If you live in a state without comprehensive protections:
- Use the Global Privacy Control (GPC) browser signal, a technical standard that automatically communicates opt-out preferences to websites that recognize it. California and Colorado law require covered businesses to honor GPC signals, and many companies apply the preference nationally.
- Limit the permissions you grant to mobile apps. Revoke access to location, contacts, and microphone for any app that does not genuinely require them.
- Regularly review the privacy dashboards offered by major platforms — Google, Meta, Apple, and Microsoft all provide centralized tools for reviewing and deleting data associated with your accounts.
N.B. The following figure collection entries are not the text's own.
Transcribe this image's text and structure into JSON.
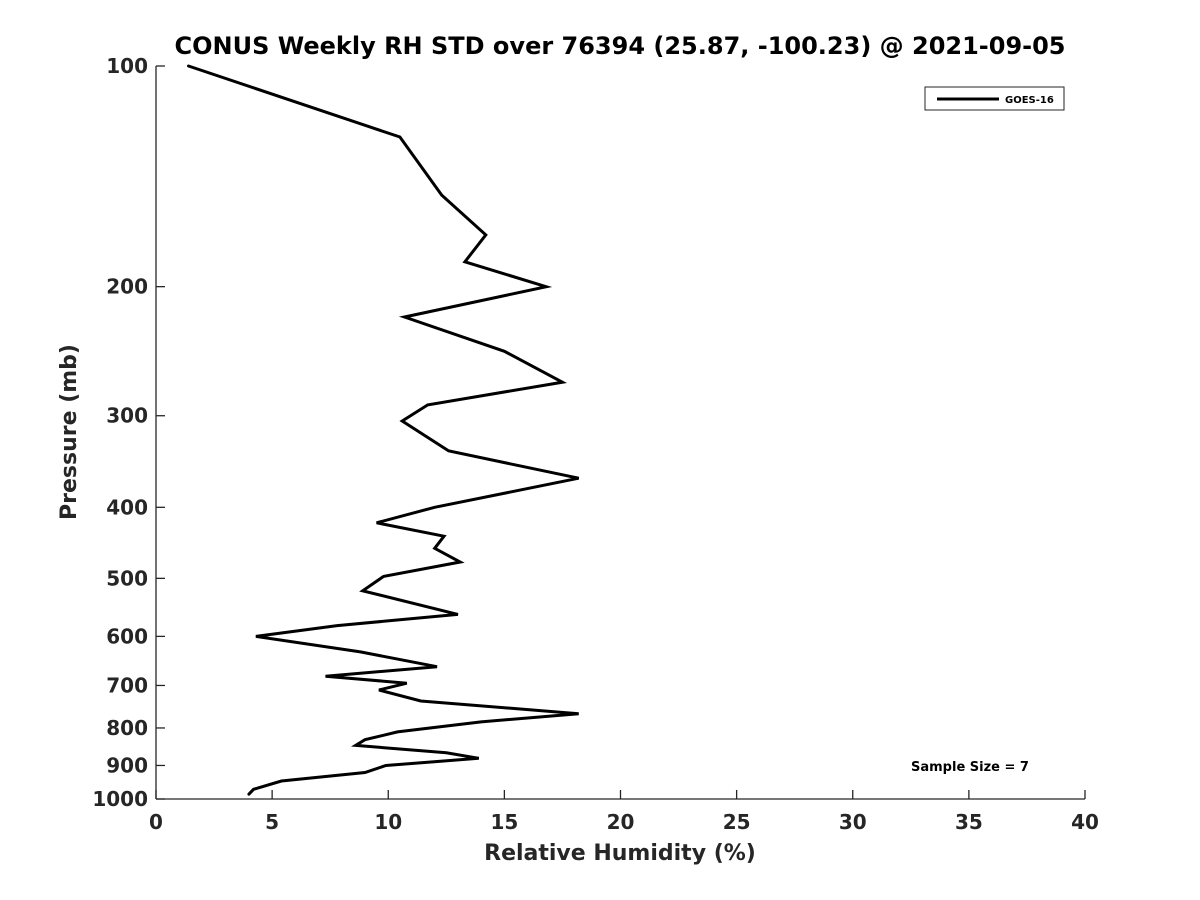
{
  "chart_data": {
    "type": "line",
    "title": "CONUS Weekly RH STD over 76394 (25.87, -100.23) @ 2021-09-05",
    "xlabel": "Relative Humidity (%)",
    "ylabel": "Pressure (mb)",
    "xlim": [
      0,
      40
    ],
    "ylim": [
      100,
      1000
    ],
    "yscale": "log",
    "y_reversed": true,
    "grid": false,
    "x_ticks": [
      0,
      5,
      10,
      15,
      20,
      25,
      30,
      35,
      40
    ],
    "x_tick_labels": [
      "0",
      "5",
      "10",
      "15",
      "20",
      "25",
      "30",
      "35",
      "40"
    ],
    "y_ticks": [
      100,
      200,
      300,
      400,
      500,
      600,
      700,
      800,
      900,
      1000
    ],
    "y_tick_labels": [
      "100",
      "200",
      "300",
      "400",
      "500",
      "600",
      "700",
      "800",
      "900",
      "1000"
    ],
    "legend": {
      "placement": "top-right",
      "entries": [
        "GOES-16"
      ]
    },
    "annotation": "Sample Size = 7",
    "series": [
      {
        "name": "GOES-16",
        "color": "#000000",
        "x": [
          1.4,
          10.5,
          12.3,
          14.2,
          13.3,
          16.8,
          10.7,
          15.0,
          17.5,
          11.7,
          10.6,
          12.6,
          18.2,
          12.0,
          9.5,
          12.4,
          12.0,
          13.1,
          9.8,
          8.9,
          13.0,
          7.8,
          4.3,
          8.8,
          12.1,
          7.3,
          10.8,
          9.6,
          11.4,
          18.2,
          14.0,
          10.4,
          9.0,
          8.6,
          12.5,
          13.9,
          9.9,
          9.0,
          5.4,
          4.2,
          4.0
        ],
        "y": [
          100,
          125,
          150,
          170,
          185,
          200,
          220,
          245,
          270,
          290,
          305,
          335,
          365,
          400,
          420,
          438,
          455,
          475,
          497,
          520,
          560,
          580,
          600,
          630,
          660,
          680,
          695,
          710,
          735,
          765,
          785,
          810,
          830,
          845,
          865,
          880,
          900,
          920,
          945,
          970,
          985
        ]
      }
    ]
  }
}
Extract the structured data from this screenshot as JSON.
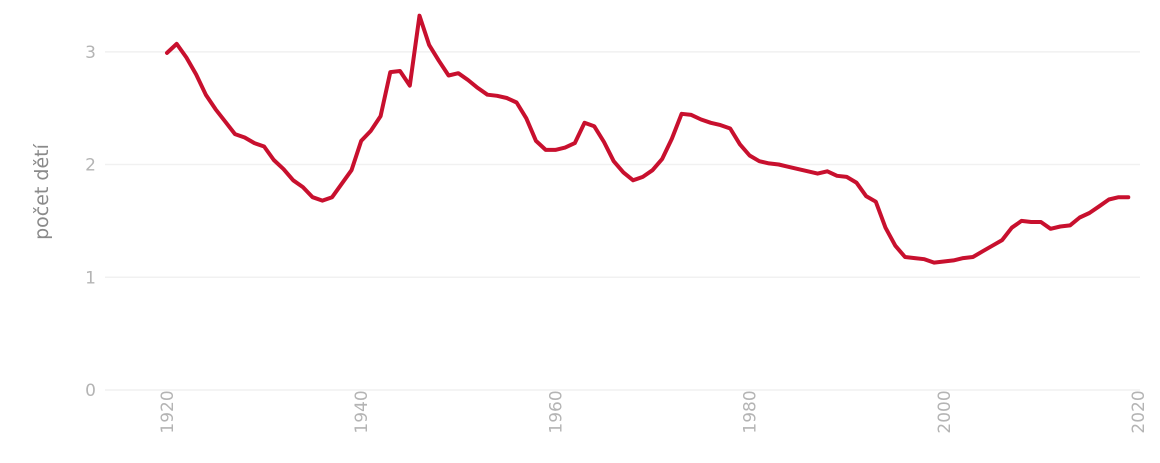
{
  "chart_data": {
    "type": "line",
    "title": "",
    "xlabel": "",
    "ylabel": "počet dětí",
    "xlim": [
      1920,
      2020
    ],
    "ylim": [
      0,
      3.3
    ],
    "x_ticks": [
      "1920",
      "1940",
      "1960",
      "1980",
      "2000",
      "2020"
    ],
    "y_ticks": [
      "0",
      "1",
      "2",
      "3"
    ],
    "grid": true,
    "legend": "none",
    "line_color": "#c8102e",
    "series": [
      {
        "x": [
          1920,
          1921,
          1922,
          1923,
          1924,
          1925,
          1926,
          1927,
          1928,
          1929,
          1930,
          1931,
          1932,
          1933,
          1934,
          1935,
          1936,
          1937,
          1938,
          1939,
          1940,
          1941,
          1942,
          1943,
          1944,
          1945,
          1946,
          1947,
          1948,
          1949,
          1950,
          1951,
          1952,
          1953,
          1954,
          1955,
          1956,
          1957,
          1958,
          1959,
          1960,
          1961,
          1962,
          1963,
          1964,
          1965,
          1966,
          1967,
          1968,
          1969,
          1970,
          1971,
          1972,
          1973,
          1974,
          1975,
          1976,
          1977,
          1978,
          1979,
          1980,
          1981,
          1982,
          1983,
          1984,
          1985,
          1986,
          1987,
          1988,
          1989,
          1990,
          1991,
          1992,
          1993,
          1994,
          1995,
          1996,
          1997,
          1998,
          1999,
          2000,
          2001,
          2002,
          2003,
          2004,
          2005,
          2006,
          2007,
          2008,
          2009,
          2010,
          2011,
          2012,
          2013,
          2014,
          2015,
          2016,
          2017,
          2018,
          2019
        ],
        "values": [
          2.99,
          3.07,
          2.95,
          2.8,
          2.62,
          2.49,
          2.38,
          2.27,
          2.24,
          2.19,
          2.16,
          2.04,
          1.96,
          1.86,
          1.8,
          1.71,
          1.68,
          1.71,
          1.83,
          1.95,
          2.21,
          2.3,
          2.43,
          2.82,
          2.83,
          2.7,
          3.32,
          3.06,
          2.92,
          2.79,
          2.81,
          2.75,
          2.68,
          2.62,
          2.61,
          2.59,
          2.55,
          2.41,
          2.21,
          2.13,
          2.13,
          2.15,
          2.19,
          2.37,
          2.34,
          2.2,
          2.03,
          1.93,
          1.86,
          1.89,
          1.95,
          2.05,
          2.23,
          2.45,
          2.44,
          2.4,
          2.37,
          2.35,
          2.32,
          2.18,
          2.08,
          2.03,
          2.01,
          2.0,
          1.98,
          1.96,
          1.94,
          1.92,
          1.94,
          1.9,
          1.89,
          1.84,
          1.72,
          1.67,
          1.44,
          1.28,
          1.18,
          1.17,
          1.16,
          1.13,
          1.14,
          1.15,
          1.17,
          1.18,
          1.23,
          1.28,
          1.33,
          1.44,
          1.5,
          1.49,
          1.49,
          1.43,
          1.45,
          1.46,
          1.53,
          1.57,
          1.63,
          1.69,
          1.71,
          1.71
        ]
      }
    ]
  }
}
- Consider using a reputable data broker opt-out service, or manually submit removal requests to the largest data brokers, including Acxiom, LexisNexis, and Spokeo, which maintain opt-out processes regardless of state law.
The Road Ahead
Momentum toward a federal privacy standard has been building for years, with the American Privacy Rights Act (APRA) advancing further through Congress in 2024 than any previous proposal. Whether it ultimately becomes law — and what form it takes — remains uncertain. What is clear is that the current patchwork creates compliance burdens for businesses and confusion for consumers in roughly equal measure.
Until a national standard emerges, your privacy rights in America are, in a very real sense, a function of your zip code. Knowing what protections you hold — and actively using them — is the most direct line of defense available to you right now.